Monday, September 03, 2012

So, evil government to deny women pain relief in labour, right?

Cross posted from Liberal Democrat Voice 

“Doctors told to try and talk women out of epidurals to save NHS money” screamed yesterday’s Daily Mail headline.  I could understand women reading that and being outraged and terrified.

Fortunately, this being the Mail, the truth is not as bad as the headline implies. Rather than being a miserly, deficit-busting ministerial directive, this is expert, evidence based guidance drawn up by the Royal Colleges of Midwives and Obstetricians with the help of the National Childbirth Trust. It aims to reduce the amount of medical intervention during childbirth because that’s best for both mother and baby. Nowhere in the guidance is there any suggestion that those who need epidurals, painkilling drugs or caesareans will be denied them. A respected charity isn’t going to risk its reputation by putting its name to a mere cost cutting exercise.

It is patently obvious that a straightforward delivery you can walk away from and go home six hours later is less risky than a surgical procedure with a six-week recovery time.  All the evidence suggests that the alert, active participation of the mother in childbirth is best for a complication-free delivery. Injecting powerful narcotics, or spinal blocks which stop you moving can only interfere with that process and can make the baby very sleepy, so clearly if that can be avoided, it’s a good thing. We were told that in our NHS birthing classes in 1998. There is also nothing new about women being advised to try labour after a first caesarean.

Any announcement of pregnancy tends to lead to so-called friends feeling the need to scare you with birth horror stories. No wonder many women feel like they’ll need every analgesic known to humanity and a stiff gin to get through. As a State Registered Coward who doesn’t do pain, I was lucky to have an experienced friend to tell me that, yes, it would hurt, but it was manageable with a birth partner who knew what they were doing and a supportive midwife.
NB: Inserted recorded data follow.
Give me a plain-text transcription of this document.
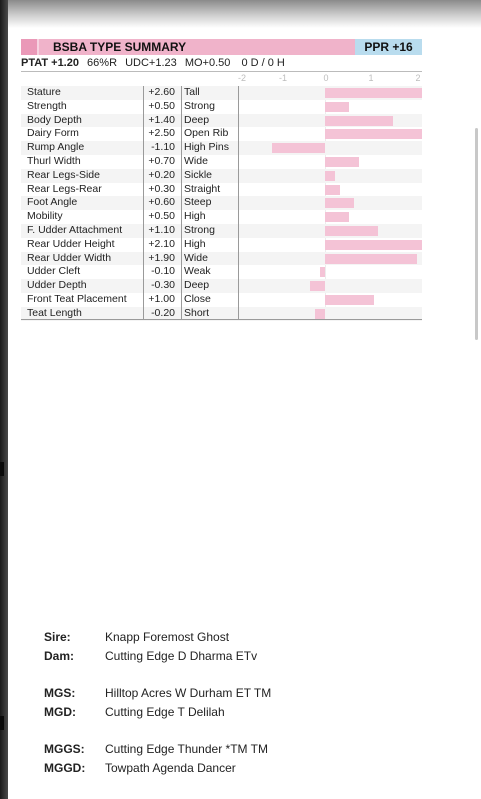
BSBA TYPE SUMMARY	PPR +16
PTAT +1.20 66%R UDC+1.23 MO+0.50 0 D / 0 H
-2	-1	0	1	2
Stature	+2.60 Tall
Strength	+0.50 Strong
Body Depth	+1.40 Deep
Dairy Form	+2.50 Open Rib
Rump Angle	-1.10 High Pins
Thurl Width	+0.70 Wide
Rear Legs-Side	+0.20 Sickle
Rear Legs-Rear	+0.30 Straight
Foot Angle	+0.60 Steep
Mobility	+0.50 High
F. Udder Attachment	+1.10 Strong
Rear Udder Height	+2.10 High
Rear Udder Width	+1.90 Wide
Udder Cleft	-0.10 Weak
Udder Depth	-0.30 Deep
Front Teat Placement	+1.00 Close
Teat Length	-0.20 Short
Sire:	Knapp Foremost Ghost
Dam:	Cutting Edge D Dharma ETv
MGS: Hilltop Acres W Durham ET TM
MGD: Cutting Edge T Delilah
MGGS: Cutting Edge Thunder *TM TM
MGGD: Towpath Agenda Dancer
When my mother gave birth, she was expected to do what the doctor told her which generally involved lying in a bed for her entire labour. Over the last 45 years, women have been given much more choice but even when my daughter was born, I still had to hide from an over enthusiastic obstetrician who displayed indecent eagerness to hurry things up. I’ve had countless friends encounter everything from hostility to flat refusal when they have requested a home birth, despite the evidence showing that for second and subsequent babies at least, home birth is as safe as hospital so I’m glad to see that the guidance is supportive.

The Mail’s reporting is typically unbalanced. They quote a raft of senior medical people who rail against the guidance as denying choice to women. The voice in favour of natural birth is that of model Gisele Bundchen.  She talked sense, but model v medical establishment isn’t really a fair fight, especially in a paper which generally portrays models as brainless idiots. There were hundreds of medically qualified experts they could have asked. They didn’t even have a quote from the NCT.
Women can rest easy that they will not be denied the pain relief they need, and that they will be given advice from the medical profession that is based on evidence and not financial considerations.